This is the first Asylum Entertainment review on this site, which is fairly surprising. 12 reviews and no “Transmorphers”? No “Snakes On A Train”? But here we are, with their attempt to cash in on the summer’s big mashup, “Abraham Lincoln: Vampire Hunter”.
I had the great pleasure of being accompanied on this cinematic journey by my wife, an American who’s a bit of a fan of Honest Abe, so I got a running commentary of “Oh, as if!” and “That guy would have been dead by then!” It starts off with young Abe discovering his parents taken over by the zombie plague, and he’s forced to become a man really quickly by finishing them off. This establishes the character we’re going to spend the film with – a quiet badass who’s trained in the way of the scythe.

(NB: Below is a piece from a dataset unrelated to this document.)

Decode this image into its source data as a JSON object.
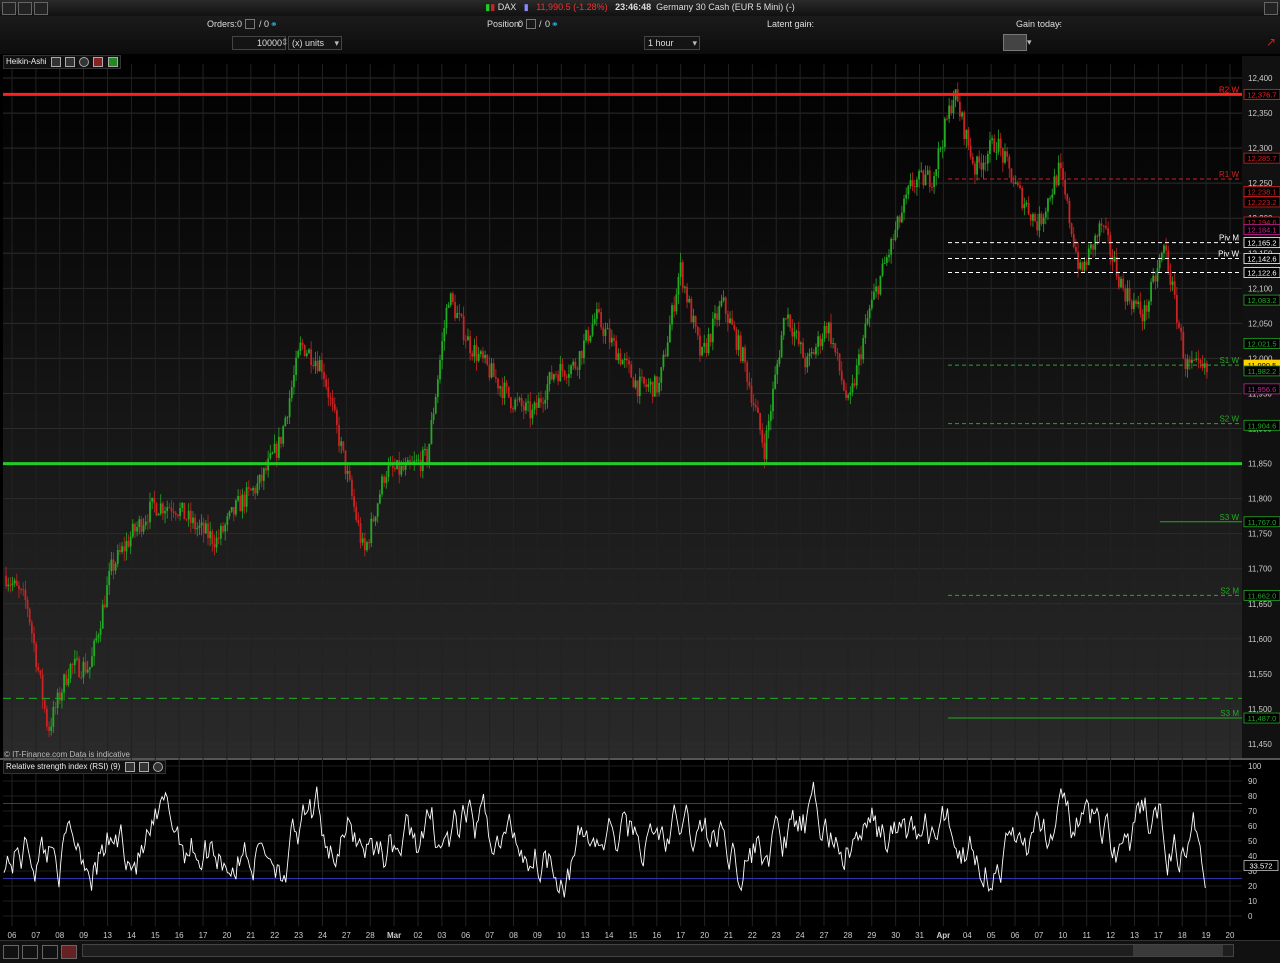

Quick cut forward to 1863, in the middle of the Civil War. President Lincoln goes to inspect a fort, or something. My memory’s a bit fuzzy on how the film actually starts, to be honest. But Abe and his advisors discover there’s a “virus” spreading, and while no-one else has any idea what’s going on, Abe knows that it’s zombies and knows he’s going to have to strap on the scythe and go and dish out some 19th century justice, so he assembles a team of Secret Service guys to accompany him on a mission to the infected town and fort. By the way, the Secret Service wasn’t formed til 1865, but don’t worry, this isn’t the first thing which is just a little bit out of time for you to get slightly annoyed about.
A little aside about Lincoln, played by Bill Oberst Jr. I’m no particular follower of US history, but my wife assures me he did an excellent job of getting the gravitas of Lincoln across, and I thought he was excellent for an Asylum film (actually, he was brilliant for an Asylum film). The man himself, who did an amazing job getting America through a civil war, is portrayed well and the film can be proud of that, at least.
I thought they were going to employ a ton of Civil War Re-Enactors for this film, but aside from a bit at the beginning, no. Unfortunately, a little too much of the film feels like a bunch of kids playing dress-up – the fort they use for the majority of the film’s action looks suspiciously modern in places, and there’s all sorts of odd camera angles which are no doubt covering for modern stuff just out of shot which would totally give the game away. Still, it’s Asylum, and they’re making a film for substantially under a million dollars, where no doubt the big film will have tens of millions thrown at it.
Anyway, they meet two groups of people – the last Confederate soldiers at the fort, and a whorehouse nearby, which is bizarrely run by an old girlfriend of Lincoln’s. Here’s three more bits of oddness for you – the general at the fort is Stonewall Jackson, the religious nut who died much earlier in 1863. One of the confederate soldiers is Pat Garrett, of Pat Garrett and Billy the Kid fame, who would have been 13 when this film was set. Oh, and one of the kids who the madam of the whorehouse is looking after is, implausibly, a young Teddy Roosevelt. Now, I’m no judge of the age of kids, but he’s supposed to be about 10 to 12 years old, I’d say. The real Teddy would have been five years old. There’s also an appearance by someone who becomes rather important at the end of Lincoln’s life, which by the time you figure out who he is warrants little more than a shrug.
Why am I pointing out all this crap, I hear you ask? Well, the film had absolutely no need to include these people. Apart from sort-of rehabilitating Stonewall Jackson, and showing the no-doubt awesome Teddy Roosevelt could kick ass as a kid, these guest spots from the celebs of the era adds nothing to the film, which is about Abraham Lincoln and his men (including a black guy and a Mexican, it looked like) slicing up all sorts of zombies. The annoying thing is, the film is kinda fun! It didn’t need to crowbar these people into it.
I kept expecting the wheels to fall off this particular Asylum bus, but no. Saying that, it is a bit silly. The film looks every bit as cheap as you’d think it was, and there’s some dumb bits which exist to merely get the film from one setpiece to the next. But it’s really hard to dislike a film which has Abraham Lincoln shouting “Emancipate this!” while slicing off a zombie’s head. Also, it has a surprisingly powerful ending. I won’t spoil it for you, as I’d suggest you give this one a go yourself, and it elevates what’s come before it.
So, I’ll give it a cautious 3 stars out of 5. Probably the funnest Asylum film I’ve seen to date, and an example of what they could achieve if they bothered a bit more about the product and a bit less about the name.